Jul 25 2022Reviewed by Alex Smith
A Tohoku University professor emeritus has found proof of a significant connection between the magnitude of mass extinctions and global temperature changes throughout geologic time.
On July 22nd, 2022, the study was published in the journal Biogeosciences.
Throughout the Phanerozoic Eon (539 million years to the present), unexpected climate change, combined with environmental collapse caused by massive volcanic eruptions and meteorites, has resulted in major mass extinctions.
There have been very few quantitative assessments of the connection between land temperature anomalies and terrestrial animal disappearance to date. Furthermore, marine and terrestrial animals have encountered wildly different extinction rates, which are still unknown.
Professor Emeritus Kunio Kaiho proved that the extinction rates of marine invertebrates and terrestrial tetrapods coincided with variations in global and habitat surface temperatures, irrespective of whether they were cooling or warming.
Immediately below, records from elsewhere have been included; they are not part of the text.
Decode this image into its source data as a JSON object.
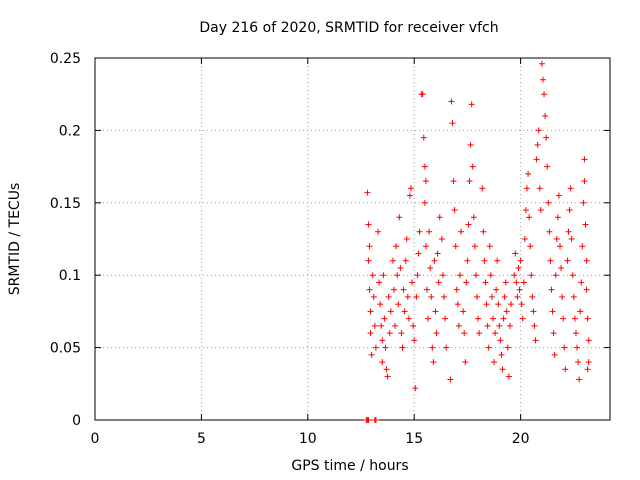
{
  "chart_data": {
    "type": "scatter",
    "title": "Day 216 of 2020, SRMTID for receiver vfch",
    "xlabel": "GPS time / hours",
    "ylabel": "SRMTID / TECUs",
    "xlim": [
      0,
      24.2
    ],
    "ylim": [
      0,
      0.25
    ],
    "x_ticks": [
      0,
      5,
      10,
      15,
      20
    ],
    "x_tick_labels": [
      "0",
      "5",
      "10",
      "15",
      "20"
    ],
    "y_ticks": [
      0,
      0.05,
      0.1,
      0.15,
      0.2,
      0.25
    ],
    "y_tick_labels": [
      "0",
      "0.05",
      "0.1",
      "0.15",
      "0.2",
      "0.25"
    ],
    "grid": true,
    "marker": "+",
    "series": [
      {
        "name": "SRMTID",
        "color": "#ff0000",
        "points": [
          [
            12.75,
            0.0
          ],
          [
            12.8,
            0.0
          ],
          [
            12.85,
            0.0
          ],
          [
            13.15,
            0.0
          ],
          [
            13.2,
            0.0
          ],
          [
            12.8,
            0.157
          ],
          [
            12.85,
            0.135
          ],
          [
            12.85,
            0.11
          ],
          [
            12.9,
            0.12
          ],
          [
            12.9,
            0.09
          ],
          [
            12.95,
            0.075
          ],
          [
            12.95,
            0.06
          ],
          [
            13.0,
            0.045
          ],
          [
            13.05,
            0.1
          ],
          [
            13.1,
            0.085
          ],
          [
            13.15,
            0.065
          ],
          [
            13.2,
            0.05
          ],
          [
            13.3,
            0.13
          ],
          [
            13.35,
            0.095
          ],
          [
            13.4,
            0.08
          ],
          [
            13.45,
            0.065
          ],
          [
            13.5,
            0.055
          ],
          [
            13.5,
            0.04
          ],
          [
            13.55,
            0.1
          ],
          [
            13.6,
            0.07
          ],
          [
            13.65,
            0.05
          ],
          [
            13.7,
            0.035
          ],
          [
            13.75,
            0.03
          ],
          [
            13.8,
            0.085
          ],
          [
            13.85,
            0.06
          ],
          [
            13.9,
            0.075
          ],
          [
            14.0,
            0.11
          ],
          [
            14.05,
            0.09
          ],
          [
            14.1,
            0.065
          ],
          [
            14.15,
            0.12
          ],
          [
            14.2,
            0.1
          ],
          [
            14.25,
            0.08
          ],
          [
            14.3,
            0.14
          ],
          [
            14.35,
            0.105
          ],
          [
            14.4,
            0.06
          ],
          [
            14.45,
            0.05
          ],
          [
            14.5,
            0.09
          ],
          [
            14.55,
            0.075
          ],
          [
            14.6,
            0.11
          ],
          [
            14.65,
            0.125
          ],
          [
            14.7,
            0.085
          ],
          [
            14.75,
            0.07
          ],
          [
            14.8,
            0.155
          ],
          [
            14.85,
            0.16
          ],
          [
            14.9,
            0.095
          ],
          [
            14.95,
            0.065
          ],
          [
            15.0,
            0.055
          ],
          [
            15.05,
            0.022
          ],
          [
            15.1,
            0.085
          ],
          [
            15.15,
            0.1
          ],
          [
            15.2,
            0.115
          ],
          [
            15.25,
            0.13
          ],
          [
            15.35,
            0.225
          ],
          [
            15.4,
            0.225
          ],
          [
            15.45,
            0.195
          ],
          [
            15.5,
            0.175
          ],
          [
            15.55,
            0.165
          ],
          [
            15.5,
            0.15
          ],
          [
            15.55,
            0.12
          ],
          [
            15.6,
            0.09
          ],
          [
            15.65,
            0.07
          ],
          [
            15.7,
            0.13
          ],
          [
            15.75,
            0.105
          ],
          [
            15.8,
            0.085
          ],
          [
            15.85,
            0.05
          ],
          [
            15.9,
            0.04
          ],
          [
            15.95,
            0.11
          ],
          [
            16.0,
            0.075
          ],
          [
            16.05,
            0.06
          ],
          [
            16.1,
            0.115
          ],
          [
            16.15,
            0.095
          ],
          [
            16.2,
            0.14
          ],
          [
            16.3,
            0.125
          ],
          [
            16.35,
            0.1
          ],
          [
            16.4,
            0.085
          ],
          [
            16.45,
            0.07
          ],
          [
            16.5,
            0.05
          ],
          [
            16.7,
            0.028
          ],
          [
            16.75,
            0.22
          ],
          [
            16.8,
            0.205
          ],
          [
            16.85,
            0.165
          ],
          [
            16.9,
            0.145
          ],
          [
            16.95,
            0.12
          ],
          [
            17.0,
            0.09
          ],
          [
            17.05,
            0.08
          ],
          [
            17.1,
            0.065
          ],
          [
            17.15,
            0.1
          ],
          [
            17.2,
            0.13
          ],
          [
            17.3,
            0.075
          ],
          [
            17.35,
            0.06
          ],
          [
            17.4,
            0.04
          ],
          [
            17.45,
            0.095
          ],
          [
            17.5,
            0.11
          ],
          [
            17.55,
            0.135
          ],
          [
            17.6,
            0.165
          ],
          [
            17.65,
            0.19
          ],
          [
            17.7,
            0.218
          ],
          [
            17.75,
            0.175
          ],
          [
            17.8,
            0.14
          ],
          [
            17.85,
            0.12
          ],
          [
            17.9,
            0.1
          ],
          [
            17.95,
            0.085
          ],
          [
            18.0,
            0.07
          ],
          [
            18.05,
            0.06
          ],
          [
            18.2,
            0.16
          ],
          [
            18.25,
            0.13
          ],
          [
            18.3,
            0.11
          ],
          [
            18.35,
            0.095
          ],
          [
            18.4,
            0.08
          ],
          [
            18.45,
            0.065
          ],
          [
            18.5,
            0.05
          ],
          [
            18.55,
            0.12
          ],
          [
            18.6,
            0.1
          ],
          [
            18.65,
            0.085
          ],
          [
            18.7,
            0.07
          ],
          [
            18.75,
            0.04
          ],
          [
            18.8,
            0.06
          ],
          [
            18.85,
            0.09
          ],
          [
            18.9,
            0.11
          ],
          [
            18.95,
            0.08
          ],
          [
            19.0,
            0.065
          ],
          [
            19.05,
            0.055
          ],
          [
            19.1,
            0.045
          ],
          [
            19.15,
            0.035
          ],
          [
            19.2,
            0.07
          ],
          [
            19.25,
            0.085
          ],
          [
            19.3,
            0.095
          ],
          [
            19.35,
            0.075
          ],
          [
            19.4,
            0.05
          ],
          [
            19.45,
            0.03
          ],
          [
            19.5,
            0.065
          ],
          [
            19.55,
            0.08
          ],
          [
            19.7,
            0.1
          ],
          [
            19.75,
            0.115
          ],
          [
            19.8,
            0.095
          ],
          [
            19.85,
            0.085
          ],
          [
            19.9,
            0.105
          ],
          [
            19.95,
            0.09
          ],
          [
            20.0,
            0.11
          ],
          [
            20.05,
            0.08
          ],
          [
            20.1,
            0.07
          ],
          [
            20.15,
            0.095
          ],
          [
            20.2,
            0.125
          ],
          [
            20.25,
            0.145
          ],
          [
            20.3,
            0.16
          ],
          [
            20.35,
            0.17
          ],
          [
            20.4,
            0.14
          ],
          [
            20.45,
            0.12
          ],
          [
            20.5,
            0.1
          ],
          [
            20.55,
            0.085
          ],
          [
            20.6,
            0.075
          ],
          [
            20.65,
            0.065
          ],
          [
            20.7,
            0.055
          ],
          [
            20.75,
            0.18
          ],
          [
            20.8,
            0.19
          ],
          [
            20.85,
            0.2
          ],
          [
            20.9,
            0.16
          ],
          [
            20.95,
            0.145
          ],
          [
            21.0,
            0.246
          ],
          [
            21.05,
            0.235
          ],
          [
            21.1,
            0.225
          ],
          [
            21.15,
            0.21
          ],
          [
            21.2,
            0.195
          ],
          [
            21.25,
            0.175
          ],
          [
            21.3,
            0.15
          ],
          [
            21.35,
            0.13
          ],
          [
            21.4,
            0.11
          ],
          [
            21.45,
            0.09
          ],
          [
            21.5,
            0.075
          ],
          [
            21.55,
            0.06
          ],
          [
            21.6,
            0.045
          ],
          [
            21.65,
            0.1
          ],
          [
            21.7,
            0.125
          ],
          [
            21.75,
            0.14
          ],
          [
            21.8,
            0.155
          ],
          [
            21.85,
            0.12
          ],
          [
            21.9,
            0.105
          ],
          [
            21.95,
            0.085
          ],
          [
            22.0,
            0.07
          ],
          [
            22.05,
            0.05
          ],
          [
            22.1,
            0.035
          ],
          [
            22.2,
            0.11
          ],
          [
            22.25,
            0.13
          ],
          [
            22.3,
            0.145
          ],
          [
            22.35,
            0.16
          ],
          [
            22.4,
            0.125
          ],
          [
            22.45,
            0.1
          ],
          [
            22.5,
            0.085
          ],
          [
            22.55,
            0.07
          ],
          [
            22.6,
            0.06
          ],
          [
            22.65,
            0.05
          ],
          [
            22.7,
            0.04
          ],
          [
            22.75,
            0.028
          ],
          [
            22.8,
            0.075
          ],
          [
            22.85,
            0.095
          ],
          [
            22.9,
            0.12
          ],
          [
            22.95,
            0.15
          ],
          [
            23.0,
            0.18
          ],
          [
            23.0,
            0.165
          ],
          [
            23.05,
            0.135
          ],
          [
            23.1,
            0.11
          ],
          [
            23.1,
            0.09
          ],
          [
            23.15,
            0.07
          ],
          [
            23.2,
            0.055
          ],
          [
            23.2,
            0.04
          ],
          [
            23.15,
            0.035
          ]
        ]
      }
    ]
  }
}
Loss of species during the “big five” significant extinctions was associated with a >7 °C global cooling and a >7-9 °C global warming for marine animals and a >7 °C global warming for terrestrial tetrapods.
These findings indicate that the bigger the shifts in climate, the larger the mass extinction. They also tell us that any prospective extinction related to human activity will not be of the same proportions when the extinction magnitude changes in conjunction with global surface temperature anomaly.
Kunio Kaiho, Professor Emeritus, Tohoku University Creating Global Excellence
According to Kaiho, a 5.2 °C temperature rise in overall global temperature would lead to a mass extinction event similar to the previous ones. However, according to the findings of this study, the temperature must rise by 9 °C, which will not occur until 2500 in the worst-case scenario.
“Although predicting the extent of future extinctions is difficult because causes will differ from preceding ones, there is sufficient evidence to suggest that any forthcoming extinction will not reach past magnitudes if global surface temperature anomalies and other environmental anomalies correspondingly change,” Kaiho said.
Kaiho also discovered that terrestrial tetrapods have a lower tolerance for global warming events than marine animals. However, marine animals were less tolerant of the same temperature variations as terrestrial animals. This is because the temperature anomaly on land is 2.2 times greater than the sea surface temperature. These occurrences are consistent with continual extinction patterns.
Looking forward, Kaiho hopes to forecast future animal extinction magnitudes between 2000 and 2500.
Kaiho, K., et al. (2022) Relationship between extinction magnitude and climate change during major marine and terrestrial animal crises. Biogeosciences. doi.org/10.5194/bg-19-3369-2022.